Clara et Hannah ouvrent leur blog, au printemps 2011 : l'écureuil du net ! à lire absolument !!!!
Merci à François Bon, qui a accueilli sur Publie.net les Carnets Lointains, et le Manuel anti-onirique.

mercredi 22 décembre 2010

Manuel anti-onirique, XXXIII


Des éclaboussures l'avaient atteinte, ce n'était rien de plus, rien de grave, et même si le velours de sa robe, par endroits, était rongé et dévoré d'acide, il l'avait protégée aussi bien qu'une armure étincelante, lui dont l'éclat était pâli.
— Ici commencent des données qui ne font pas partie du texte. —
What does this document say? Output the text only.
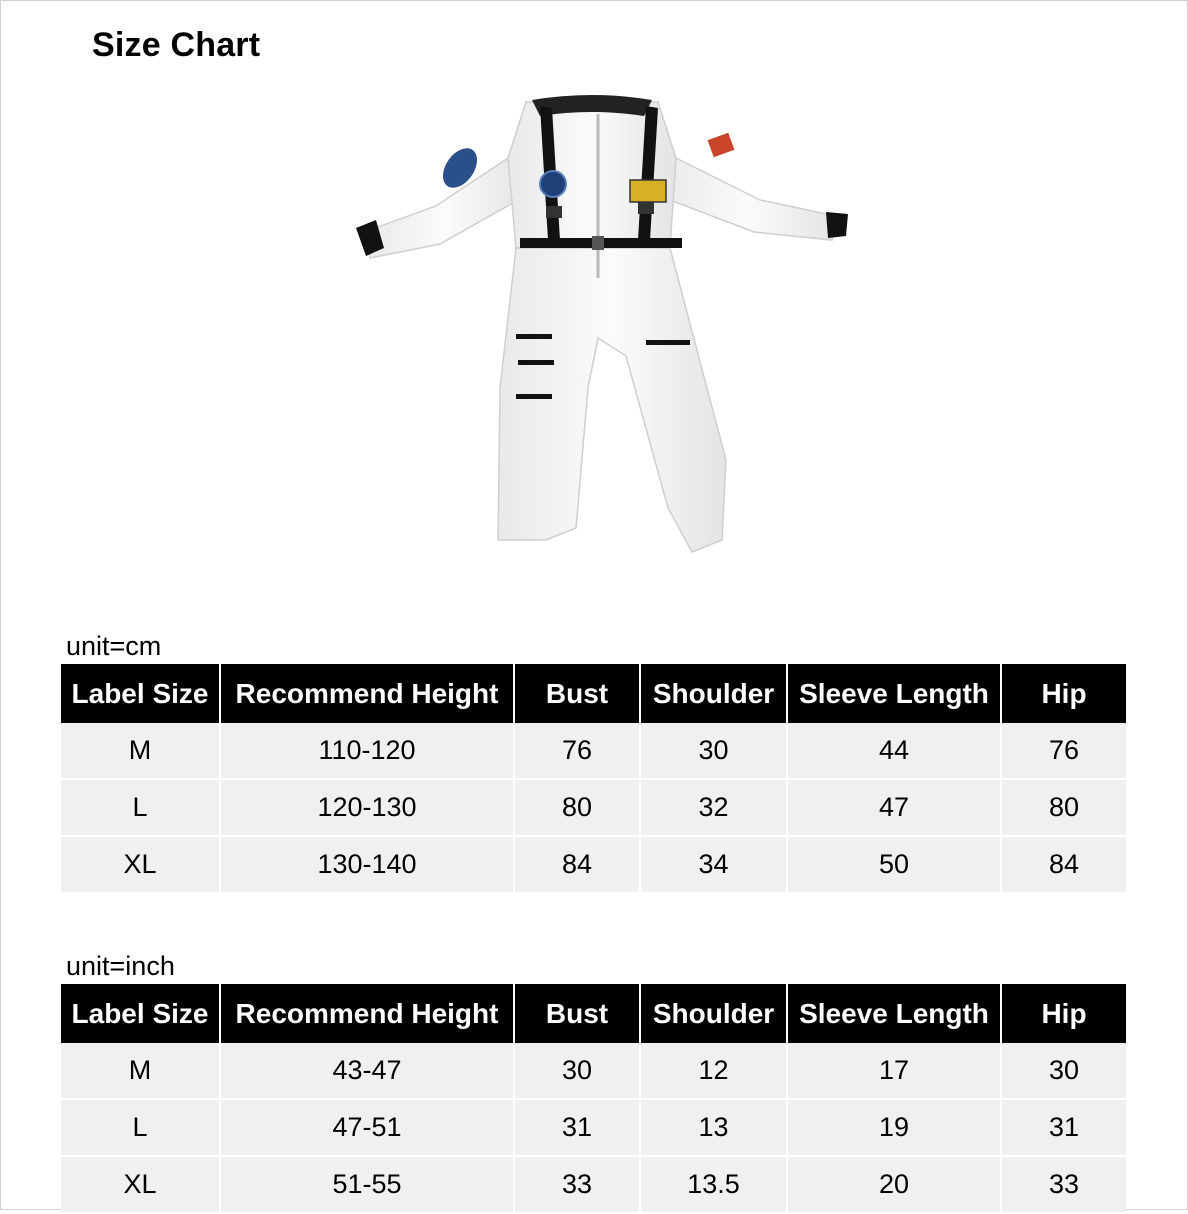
Size Chart
unit=cm
Label Size	Recommend Height	Bust	Shoulder	Sleeve Length	Hip
M	110-120	76	30	44	76
L	120-130	80	32	47	80
XL	130-140	84	34	50	84
unit=inch
Label Size	Recommend Height	Bust	Shoulder	Sleeve Length	Hip
M	43-47	30	12	17	30
L	47-51	31	13	19	31
XL	51-55	33	13.5	20	33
Elle ne sortait pas tout à fait indemne de la joute, elle n'en sortait, il fait le reconnaître, et rendre à chacun son rôle dans cette histoire, que parce qu'il l'avait retenue, au moment où elle pensait sa trahison avérée, et qu'il l'avait empêchée de sombrer, mais une seule chose comptait : elle ressortait de ce bourbier, et la fatigue aidant, le besoin de la nuit profonde, du silence  étoilé, se faisait plus pressant, plus insistant.

À un point tel qu'elle ne put que l'écouter et le laisser conduire ses pas.
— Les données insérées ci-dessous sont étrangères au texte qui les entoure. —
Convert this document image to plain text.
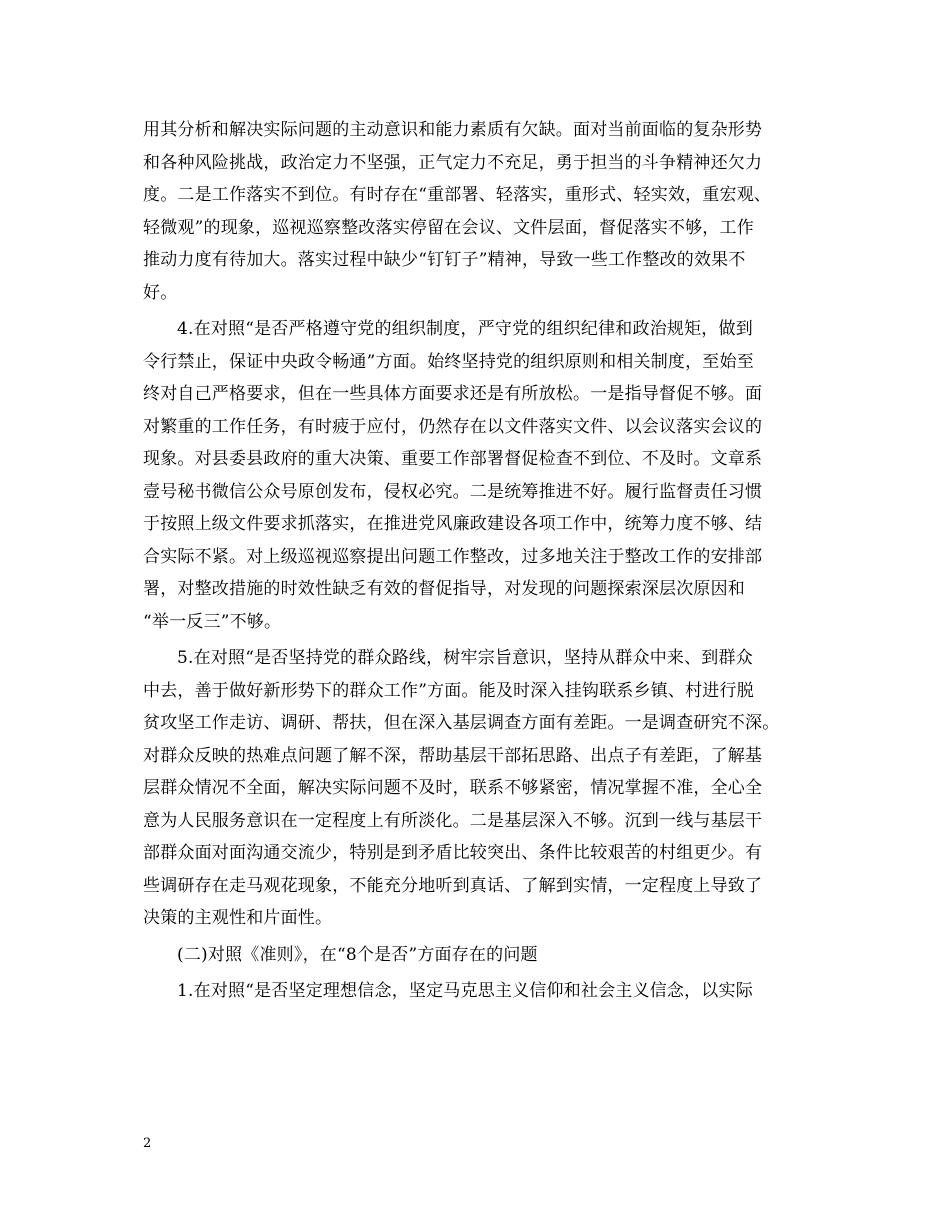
用其分析和解决实际问题的主动意识和能力素质有欠缺。面对当前面临的复杂形势
和各种风险挑战，政治定力不坚强，正气定力不充足，勇于担当的斗争精神还欠力
度。二是工作落实不到位。有时存在“重部署、轻落实，重形式、轻实效，重宏观、
轻微观”的现象，巡视巡察整改落实停留在会议、文件层面，督促落实不够，工作
推动力度有待加大。落实过程中缺少“钉钉子”精神，导致一些工作整改的效果不
好。
4.在对照“是否严格遵守党的组织制度，严守党的组织纪律和政治规矩，做到
令行禁止，保证中央政令畅通”方面。始终坚持党的组织原则和相关制度，至始至
终对自己严格要求，但在一些具体方面要求还是有所放松。一是指导督促不够。面
对繁重的工作任务，有时疲于应付，仍然存在以文件落实文件、以会议落实会议的
现象。对县委县政府的重大决策、重要工作部署督促检查不到位、不及时。文章系
壹号秘书微信公众号原创发布，侵权必究。二是统筹推进不好。履行监督责任习惯
于按照上级文件要求抓落实，在推进党风廉政建设各项工作中，统筹力度不够、结
合实际不紧。对上级巡视巡察提出问题工作整改，过多地关注于整改工作的安排部
署，对整改措施的时效性缺乏有效的督促指导，对发现的问题探索深层次原因和
“举一反三”不够。
5.在对照“是否坚持党的群众路线，树牢宗旨意识，坚持从群众中来、到群众
中去，善于做好新形势下的群众工作”方面。能及时深入挂钩联系乡镇、村进行脱
贫攻坚工作走访、调研、帮扶，但在深入基层调查方面有差距。一是调查研究不深。
对群众反映的热难点问题了解不深，帮助基层干部拓思路、出点子有差距，了解基
层群众情况不全面，解决实际问题不及时，联系不够紧密，情况掌握不准，全心全
意为人民服务意识在一定程度上有所淡化。二是基层深入不够。沉到一线与基层干
部群众面对面沟通交流少，特别是到矛盾比较突出、条件比较艰苦的村组更少。有
些调研存在走马观花现象，不能充分地听到真话、了解到实情，一定程度上导致了
决策的主观性和片面性。
(二)对照《准则》，在“8个是否”方面存在的问题
1.在对照“是否坚定理想信念，坚定马克思主义信仰和社会主义信念，以实际
2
Elle avait déjà remarqué cette façon qu'a la boue de devenir aussi coupante qu'une lame quand elle atteint sa victime, dans des éclaboussures insensées, cette façon qu'elle a de pratiquer de fines incisions, très profondes, des myriades de blessures minuscules, comme des constellations inversées, dans toute protection aussi sûre soit-elle. Il fallait agir vite et les laver dans la profondeur infinie de la nuit, inverser les regards et les plonger dans le ciel comme on plonge dans un gouffre, lever la tête et prendre la mesure que l'homme n'est pas la mesure de toutes choses. Tous les battements de son cœur ne cessaient de le lui redire, de le lui répéter, incessamment, inlassablement, il fallait fuir, au loin, reprendre souffle, reprendre vie, il le lui avait montré, lui qui restait sur les berges mais la poussait au loin.
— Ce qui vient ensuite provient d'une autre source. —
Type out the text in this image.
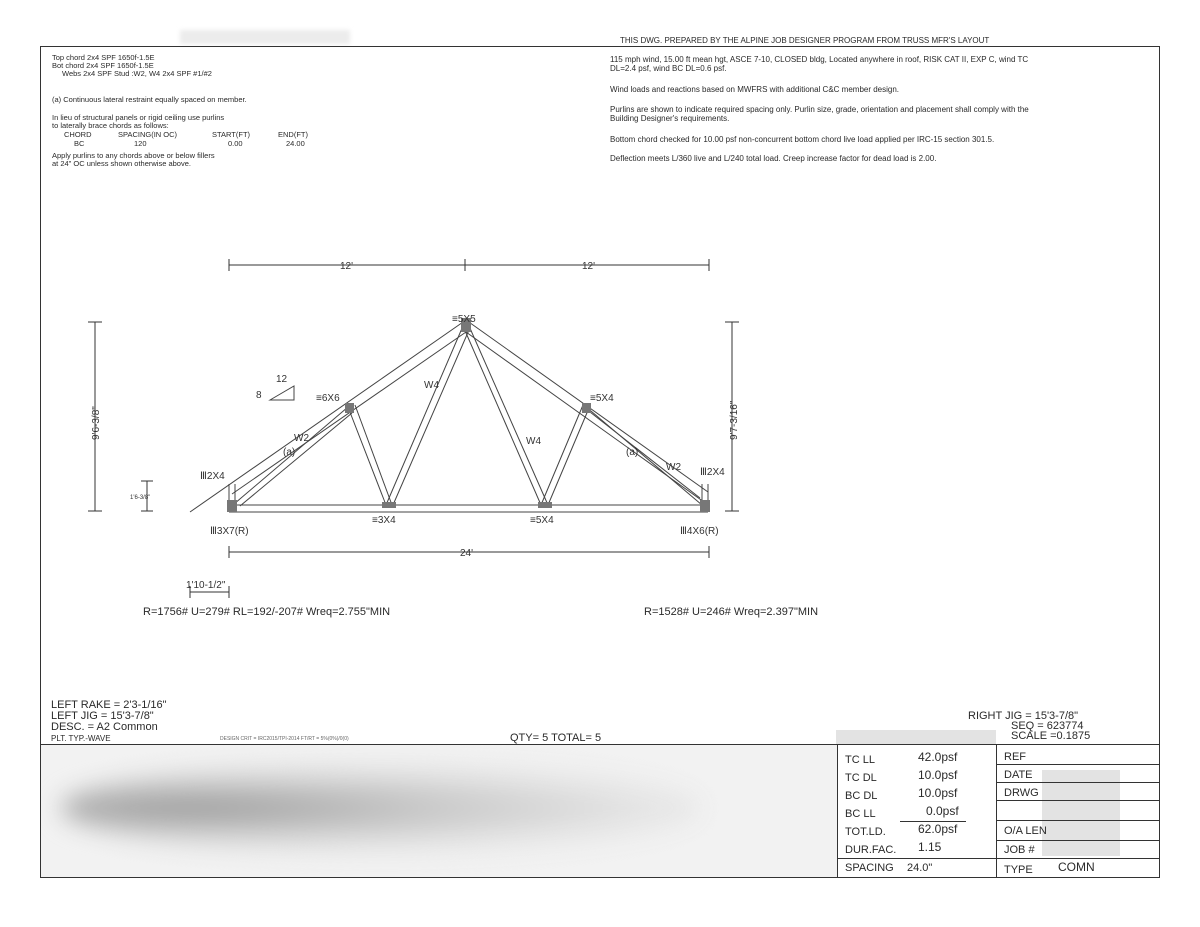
THIS DWG. PREPARED BY THE ALPINE JOB DESIGNER PROGRAM FROM TRUSS MFR'S LAYOUT
Top chord 2x4 SPF 1650f-1.5E
Bot chord 2x4 SPF 1650f-1.5E
Webs 2x4 SPF Stud :W2, W4 2x4 SPF #1/#2
(a) Continuous lateral restraint equally spaced on member.
In lieu of structural panels or rigid ceiling use purlins
to laterally brace chords as follows:
CHORD	SPACING(IN OC)	START(FT)	END(FT)
BC	120	0.00	24.00
Apply purlins to any chords above or below fillers
at 24" OC unless shown otherwise above.
115 mph wind, 15.00 ft mean hgt, ASCE 7-10, CLOSED bldg, Located anywhere in roof, RISK CAT II, EXP C, wind TC
DL=2.4 psf, wind BC DL=0.6 psf.
Wind loads and reactions based on MWFRS with additional C&C member design.
Purlins are shown to indicate required spacing only. Purlin size, grade, orientation and placement shall comply with the
Building Designer's requirements.
Bottom chord checked for 10.00 psf non-concurrent bottom chord live load applied per IRC-15 section 301.5.
Deflection meets L/360 live and L/240 total load. Creep increase factor for dead load is 2.00.
12'	12'
24'
9'6-3/8"	9'7-3/16"
1'6-3/8"
1'10-1/2"
8
12
≡5X5
≡6X6	≡5X4
Ⅲ2X4	Ⅲ2X4
≡3X4	≡5X4
Ⅲ3X7(R)	Ⅲ4X6(R)
W4
W4
W2
W2
(a)	(a)
R=1756# U=279# RL=192/-207# Wreq=2.755"MIN	R=1528# U=246# Wreq=2.397"MIN
LEFT RAKE = 2'3-1/16"
LEFT JIG = 15'3-7/8"
DESC. = A2 Common
PLT. TYP.-WAVE	DESIGN CRIT = IRC2015/TPI-2014 FT/RT = 5%(0%)/0(0)	QTY= 5 TOTAL= 5
RIGHT JIG = 15'3-7/8"
SEQ = 623774
SCALE =0.1875
TC LL	42.0psf
TC DL	10.0psf
BC DL	10.0psf
BC LL	0.0psf
TOT.LD.	62.0psf
DUR.FAC. 1.15
SPACING 24.0"
REF
DATE
DRWG
O/A LEN
JOB #
TYPE COMN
Une fois ce premier jeu de miroir brisé, elle n'avait plus rien à perdre ni à craindre. 

Il fallait simplement plonger dans les profondeurs de la nuit, rien de bien compliqué, ensuite de quoi il fallait s'y laisser perdre comme on plonge dans un gouffre, affronter les silences,  passer les vagues de silence les unes après les autres, on pouvait les compter mais cela n'était pas nécessaire et permettrait alors de regarder, à partir de perspectives inavouées, des points de vue que nulle part ailleurs elle n'aurait eus sur l'obscurité aveugle, d'y percevoir des bruissements de soie et, si les dieux de la chance et des métamorphoses lui souriaient, d'y entendre de secrètes versions du monde, dans des tonalités qu'elle ne parvenait pas, de là où elle se trouvait actuellement, à entendre. Il devait être possible au moins, comme le fit Ockeghem en son temps, d'en proposer au moins quatre tonalités différentes et de les suivre chacune jusqu'au bout dans tous les méandres nécessaires à leur achèvement. 

Tout reste continuellement à reconstruire et rien n'est stable dans ces sables mouvants.

Elle décida d'y affûter ses sens, d'y abandonner toute résistance, pour, au plus vite, gagner la sortie et se retrouver très loin de toute cette mondanité bourbeuse (cela lui faisait toujours le même effet, avait toujours le même goût dans la bouche, un goût de sang, douceâtre et tiède, sans aucun intérêt). Elle l'avait déjà goûté plusieurs fois, n'y prenait aucun plaisir, n'y voyait aucune variation digne d'être conservée en mémoire. Munie de ces quatre blancs-seings, de quatre tonalités différentes, elle pouvait  enfin fuir et se laissa aspirer délicieusement dans des profondeurs autres.